[LLVMdev] Bug in ARM Thumb inline asm?

63 views
Skip to first unread message

Richard Pennington

unread,
Feb 10, 2015, 4:16:34 PM2/10/15
to LLVM Developers Mailing List, cf >> "cfe-dev@cs.uiuc.edu Developers"
I'm porting the musl C library to ARM Thumb. It looks like inline asm is
failing in some cases. Here's one:

The lseek system call looks like this:
...
off_t result;
return syscall(SYS__llseek, fd, offset>>32, offset, &result,
whence) ? -1 : result;
...

Which eventually goes through this macro:

static inline long __syscall5(long n, long a, long b, long c, long d,
long e)
{
register long r7 __asm__("r7") = n;
register long r0 __asm__("r0") = a;
register long r1 __asm__("r1") = b;
register long r2 __asm__("r2") = c;
register long r3 __asm__("r3") = d;
register long r4 __asm__("r4") = e;
__asm_syscall("r"(r7), "0"(r0), "r"(r1), "r"(r2), "r"(r3),
"r"(r4));
}

And then this macro:
#define __asm_syscall(...) do { \
__asm__ __volatile__ ( "svc 0" \
: "=r"(r0) : __VA_ARGS__ : "memory"); \
return r0; \
} while (0)

Gives:
Disassembly of section .text:

00000000 <lseek>:
0: b590 push {r4, r7, lr}
2: af01 add r7, sp, #4
4: b083 sub sp, #12
6: 278c movs r7, #140 ; 0x8c
8: 46ec mov ip, sp
a: 4619 mov r1, r3
c: 68bc ldr r4, [r7, #8] ; XXX r7 is clobbered here.
e: 4663 mov r3, ip
10: df00 svc 0
12: f7ff fffe bl 0 <__syscall_ret>
16: 9a00 ldr r2, [sp, #0]
18: 9901 ldr r1, [sp, #4]
1a: 2800 cmp r0, #0
1c: bf1c itt ne
1e: f04f 32ff movne.w r2, #4294967295 ; 0xffffffff
22: f04f 31ff movne.w r1, #4294967295 ; 0xffffffff
26: 4610 mov r0, r2
28: b003 add sp, #12
2a: bd90 pop {r4, r7, pc}

The question is, does the line

register long r7 __asm__("r7") = n;

make any guarantee about the value of r7 in the asm block?

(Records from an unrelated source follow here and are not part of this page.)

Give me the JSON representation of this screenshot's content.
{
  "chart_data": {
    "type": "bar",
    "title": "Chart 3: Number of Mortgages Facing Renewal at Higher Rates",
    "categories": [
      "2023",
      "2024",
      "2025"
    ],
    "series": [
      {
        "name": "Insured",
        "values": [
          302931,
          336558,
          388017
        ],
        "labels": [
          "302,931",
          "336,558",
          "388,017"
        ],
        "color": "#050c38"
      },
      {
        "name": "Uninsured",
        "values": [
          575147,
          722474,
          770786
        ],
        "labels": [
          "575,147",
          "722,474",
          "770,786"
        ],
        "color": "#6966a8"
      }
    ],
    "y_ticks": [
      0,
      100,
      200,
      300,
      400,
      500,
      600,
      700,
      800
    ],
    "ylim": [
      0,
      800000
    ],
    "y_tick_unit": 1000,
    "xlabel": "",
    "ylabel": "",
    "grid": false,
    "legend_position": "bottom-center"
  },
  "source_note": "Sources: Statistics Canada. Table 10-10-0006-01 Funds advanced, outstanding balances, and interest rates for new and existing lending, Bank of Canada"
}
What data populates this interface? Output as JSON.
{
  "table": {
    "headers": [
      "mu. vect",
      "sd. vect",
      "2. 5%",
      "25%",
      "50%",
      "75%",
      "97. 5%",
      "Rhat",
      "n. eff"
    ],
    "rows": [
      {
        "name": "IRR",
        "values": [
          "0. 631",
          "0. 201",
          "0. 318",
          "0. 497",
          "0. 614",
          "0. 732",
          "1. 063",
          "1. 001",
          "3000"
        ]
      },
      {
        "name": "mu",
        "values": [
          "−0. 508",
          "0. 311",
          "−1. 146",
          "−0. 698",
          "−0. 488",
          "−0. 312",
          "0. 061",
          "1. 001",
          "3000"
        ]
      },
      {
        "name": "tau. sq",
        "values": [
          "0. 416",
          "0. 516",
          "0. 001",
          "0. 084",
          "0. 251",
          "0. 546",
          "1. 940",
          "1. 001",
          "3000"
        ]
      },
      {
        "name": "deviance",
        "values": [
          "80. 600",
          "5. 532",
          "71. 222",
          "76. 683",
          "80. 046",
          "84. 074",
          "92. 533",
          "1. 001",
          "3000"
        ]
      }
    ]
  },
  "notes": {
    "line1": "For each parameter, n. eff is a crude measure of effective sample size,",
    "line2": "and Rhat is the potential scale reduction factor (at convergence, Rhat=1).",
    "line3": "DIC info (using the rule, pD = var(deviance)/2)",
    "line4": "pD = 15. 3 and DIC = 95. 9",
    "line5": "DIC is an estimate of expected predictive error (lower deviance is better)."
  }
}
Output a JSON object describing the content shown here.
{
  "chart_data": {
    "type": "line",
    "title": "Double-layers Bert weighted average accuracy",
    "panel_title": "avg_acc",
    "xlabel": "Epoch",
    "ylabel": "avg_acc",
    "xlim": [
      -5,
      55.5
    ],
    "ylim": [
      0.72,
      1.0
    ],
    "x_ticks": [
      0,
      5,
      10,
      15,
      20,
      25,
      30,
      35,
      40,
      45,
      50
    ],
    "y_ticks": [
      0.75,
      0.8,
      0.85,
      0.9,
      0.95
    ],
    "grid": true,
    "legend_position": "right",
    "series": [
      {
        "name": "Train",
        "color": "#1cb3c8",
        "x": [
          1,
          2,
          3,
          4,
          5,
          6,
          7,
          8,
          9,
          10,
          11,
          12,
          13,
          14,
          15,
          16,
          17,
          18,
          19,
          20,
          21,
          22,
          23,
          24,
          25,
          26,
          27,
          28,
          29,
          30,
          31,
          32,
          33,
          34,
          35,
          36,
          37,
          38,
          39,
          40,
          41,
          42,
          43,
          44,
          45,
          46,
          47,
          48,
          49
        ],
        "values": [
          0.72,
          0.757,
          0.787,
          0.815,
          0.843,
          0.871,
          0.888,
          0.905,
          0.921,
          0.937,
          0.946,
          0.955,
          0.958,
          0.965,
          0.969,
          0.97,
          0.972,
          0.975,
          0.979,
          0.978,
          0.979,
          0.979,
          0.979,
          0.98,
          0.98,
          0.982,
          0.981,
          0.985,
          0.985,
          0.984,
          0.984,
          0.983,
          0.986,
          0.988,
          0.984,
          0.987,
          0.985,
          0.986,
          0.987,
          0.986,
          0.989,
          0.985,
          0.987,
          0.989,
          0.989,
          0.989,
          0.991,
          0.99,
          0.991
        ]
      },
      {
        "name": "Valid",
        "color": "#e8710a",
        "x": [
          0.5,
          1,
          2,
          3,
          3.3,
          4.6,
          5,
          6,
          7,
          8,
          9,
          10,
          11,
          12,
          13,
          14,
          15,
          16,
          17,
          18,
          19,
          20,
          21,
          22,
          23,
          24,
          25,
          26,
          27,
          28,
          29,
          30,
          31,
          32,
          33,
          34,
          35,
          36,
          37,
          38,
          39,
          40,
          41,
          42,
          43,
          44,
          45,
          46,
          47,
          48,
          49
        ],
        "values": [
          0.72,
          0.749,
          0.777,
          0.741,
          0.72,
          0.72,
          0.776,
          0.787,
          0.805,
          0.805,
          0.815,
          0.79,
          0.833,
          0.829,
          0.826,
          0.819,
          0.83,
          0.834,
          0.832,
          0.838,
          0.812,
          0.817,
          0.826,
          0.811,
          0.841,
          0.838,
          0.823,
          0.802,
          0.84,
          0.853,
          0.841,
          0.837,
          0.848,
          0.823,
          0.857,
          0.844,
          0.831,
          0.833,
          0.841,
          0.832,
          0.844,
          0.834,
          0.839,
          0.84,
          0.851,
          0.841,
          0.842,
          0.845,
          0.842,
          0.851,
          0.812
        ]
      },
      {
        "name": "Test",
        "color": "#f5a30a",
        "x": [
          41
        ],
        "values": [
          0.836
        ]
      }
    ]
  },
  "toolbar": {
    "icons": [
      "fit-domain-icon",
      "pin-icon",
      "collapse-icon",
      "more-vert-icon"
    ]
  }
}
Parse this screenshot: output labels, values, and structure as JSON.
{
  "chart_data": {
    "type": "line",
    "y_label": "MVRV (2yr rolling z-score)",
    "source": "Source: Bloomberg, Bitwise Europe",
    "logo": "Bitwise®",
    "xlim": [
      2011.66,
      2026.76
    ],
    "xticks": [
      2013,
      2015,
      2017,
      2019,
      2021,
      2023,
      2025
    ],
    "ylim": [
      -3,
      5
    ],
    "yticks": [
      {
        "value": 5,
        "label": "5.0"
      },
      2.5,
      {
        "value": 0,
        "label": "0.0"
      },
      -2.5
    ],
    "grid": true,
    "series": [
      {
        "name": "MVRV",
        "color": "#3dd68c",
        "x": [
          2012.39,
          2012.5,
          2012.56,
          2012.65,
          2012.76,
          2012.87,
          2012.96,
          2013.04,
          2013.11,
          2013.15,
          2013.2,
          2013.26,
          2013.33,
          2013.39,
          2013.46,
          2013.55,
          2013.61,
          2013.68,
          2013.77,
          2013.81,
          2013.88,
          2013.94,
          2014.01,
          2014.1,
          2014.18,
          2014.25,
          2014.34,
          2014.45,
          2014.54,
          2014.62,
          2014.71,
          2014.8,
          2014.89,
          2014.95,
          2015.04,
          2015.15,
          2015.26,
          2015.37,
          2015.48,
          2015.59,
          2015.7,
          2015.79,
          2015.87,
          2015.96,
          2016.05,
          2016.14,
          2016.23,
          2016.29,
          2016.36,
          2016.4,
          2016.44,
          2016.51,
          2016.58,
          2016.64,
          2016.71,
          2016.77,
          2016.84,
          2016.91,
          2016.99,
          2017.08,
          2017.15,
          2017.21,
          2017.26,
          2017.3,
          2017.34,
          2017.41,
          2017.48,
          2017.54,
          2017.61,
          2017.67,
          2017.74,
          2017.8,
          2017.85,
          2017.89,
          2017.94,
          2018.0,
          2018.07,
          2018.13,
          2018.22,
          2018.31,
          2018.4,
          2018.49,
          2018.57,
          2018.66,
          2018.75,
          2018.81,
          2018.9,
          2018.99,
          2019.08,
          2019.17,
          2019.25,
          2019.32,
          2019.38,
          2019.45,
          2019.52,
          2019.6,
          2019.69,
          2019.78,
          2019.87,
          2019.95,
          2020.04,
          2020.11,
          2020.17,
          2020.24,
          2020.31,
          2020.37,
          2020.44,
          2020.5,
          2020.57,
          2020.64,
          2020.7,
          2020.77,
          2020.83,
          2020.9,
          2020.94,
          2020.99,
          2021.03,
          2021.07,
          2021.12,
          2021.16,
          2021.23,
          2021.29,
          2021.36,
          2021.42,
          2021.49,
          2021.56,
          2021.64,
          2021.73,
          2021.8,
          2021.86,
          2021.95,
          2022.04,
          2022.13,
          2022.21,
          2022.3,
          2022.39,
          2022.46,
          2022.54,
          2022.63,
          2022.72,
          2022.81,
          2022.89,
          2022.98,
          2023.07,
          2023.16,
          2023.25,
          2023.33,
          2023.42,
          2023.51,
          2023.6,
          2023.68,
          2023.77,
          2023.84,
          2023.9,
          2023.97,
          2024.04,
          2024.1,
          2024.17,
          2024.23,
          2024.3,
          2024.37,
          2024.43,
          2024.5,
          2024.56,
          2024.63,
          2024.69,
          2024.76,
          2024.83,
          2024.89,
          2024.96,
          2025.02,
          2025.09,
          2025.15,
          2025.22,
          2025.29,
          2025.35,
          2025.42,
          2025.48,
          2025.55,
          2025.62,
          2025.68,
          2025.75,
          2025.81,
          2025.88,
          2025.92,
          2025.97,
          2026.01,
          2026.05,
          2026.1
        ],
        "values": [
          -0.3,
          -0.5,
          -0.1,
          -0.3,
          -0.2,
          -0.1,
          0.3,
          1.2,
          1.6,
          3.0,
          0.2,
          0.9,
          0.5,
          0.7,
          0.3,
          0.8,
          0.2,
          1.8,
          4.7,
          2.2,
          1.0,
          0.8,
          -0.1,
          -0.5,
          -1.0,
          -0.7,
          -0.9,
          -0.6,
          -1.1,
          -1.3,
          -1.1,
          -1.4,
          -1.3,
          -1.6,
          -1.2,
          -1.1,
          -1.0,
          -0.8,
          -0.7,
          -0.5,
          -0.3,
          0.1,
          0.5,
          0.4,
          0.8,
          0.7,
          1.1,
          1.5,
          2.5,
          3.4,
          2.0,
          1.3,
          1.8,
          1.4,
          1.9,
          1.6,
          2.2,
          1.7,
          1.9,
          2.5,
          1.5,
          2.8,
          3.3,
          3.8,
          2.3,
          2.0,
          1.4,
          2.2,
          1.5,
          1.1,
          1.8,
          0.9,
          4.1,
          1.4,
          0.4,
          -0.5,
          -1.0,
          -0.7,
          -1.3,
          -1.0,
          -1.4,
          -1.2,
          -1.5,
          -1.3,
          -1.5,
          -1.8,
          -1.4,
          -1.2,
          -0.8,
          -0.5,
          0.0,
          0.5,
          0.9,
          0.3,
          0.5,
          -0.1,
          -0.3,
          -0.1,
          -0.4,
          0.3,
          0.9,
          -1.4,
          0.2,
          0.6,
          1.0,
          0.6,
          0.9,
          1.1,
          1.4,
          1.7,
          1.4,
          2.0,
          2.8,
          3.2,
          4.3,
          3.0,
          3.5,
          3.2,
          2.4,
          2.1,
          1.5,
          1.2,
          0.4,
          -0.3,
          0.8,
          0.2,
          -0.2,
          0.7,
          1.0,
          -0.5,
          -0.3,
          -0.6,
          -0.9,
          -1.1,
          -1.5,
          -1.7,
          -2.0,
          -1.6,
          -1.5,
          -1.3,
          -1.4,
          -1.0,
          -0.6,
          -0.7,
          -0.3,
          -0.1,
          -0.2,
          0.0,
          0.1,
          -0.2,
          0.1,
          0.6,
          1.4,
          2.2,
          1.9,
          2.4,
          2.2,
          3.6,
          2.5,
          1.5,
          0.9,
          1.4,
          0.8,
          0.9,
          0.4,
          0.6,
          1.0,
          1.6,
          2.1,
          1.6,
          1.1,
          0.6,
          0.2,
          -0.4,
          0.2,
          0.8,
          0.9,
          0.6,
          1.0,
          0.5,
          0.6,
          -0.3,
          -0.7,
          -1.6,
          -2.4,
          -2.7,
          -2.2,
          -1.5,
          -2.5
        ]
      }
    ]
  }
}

Adding the -fomit-frame-pointer flag fixes it, but is the bug in the
code or in the compiler?

-Rich
_______________________________________________
LLVM Developers mailing list
LLV...@cs.uiuc.edu http://llvm.cs.uiuc.edu
http://lists.cs.uiuc.edu/mailman/listinfo/llvmdev

James Molloy

unread,
Feb 10, 2015, 5:42:27 PM2/10/15
to Richard Pennington, LLVM Developers Mailing List, cf >> "cfe-dev@cs.uiuc.edu Developers", Renato Golin
Hi Richard,

My belief is that we don't fully support this syntax. I believe, and I'm sure Renato on CC will tell me if I'm wrong as he implemented it, that we only support this for non-allocatable registers, such as SP or FP.

Cheers,

James

Renato Golin

unread,
Feb 10, 2015, 9:55:54 PM2/10/15
to James Molloy, cf >> cfe-dev@cs.uiuc.edu Developers, LLVM Developers Mailing List
On 11 February 2015 at 06:39, James Molloy <ja...@jamesmolloy.co.uk> wrote:
> My belief is that we don't fully support this syntax. I believe, and I'm
> sure Renato on CC will tell me if I'm wrong as he implemented it, that we
> only support this for non-allocatable registers, such as SP or FP.

Hi James,

We do support that syntax, and that's the only syntax for local
allocatable registers we support. But I'm not sure if we guarantee
that the register won't be clobbered in between, especially if you're
using macros in inline functions.

The main issue here is that such a macro would be expanded inside a
function that is already using a lot of registers for whatever reasons
and even though the compiler can try to guarantee it will assign a
specific register inside the inline asm, it won't have much effect
outside of it, and this is what I think it's going on.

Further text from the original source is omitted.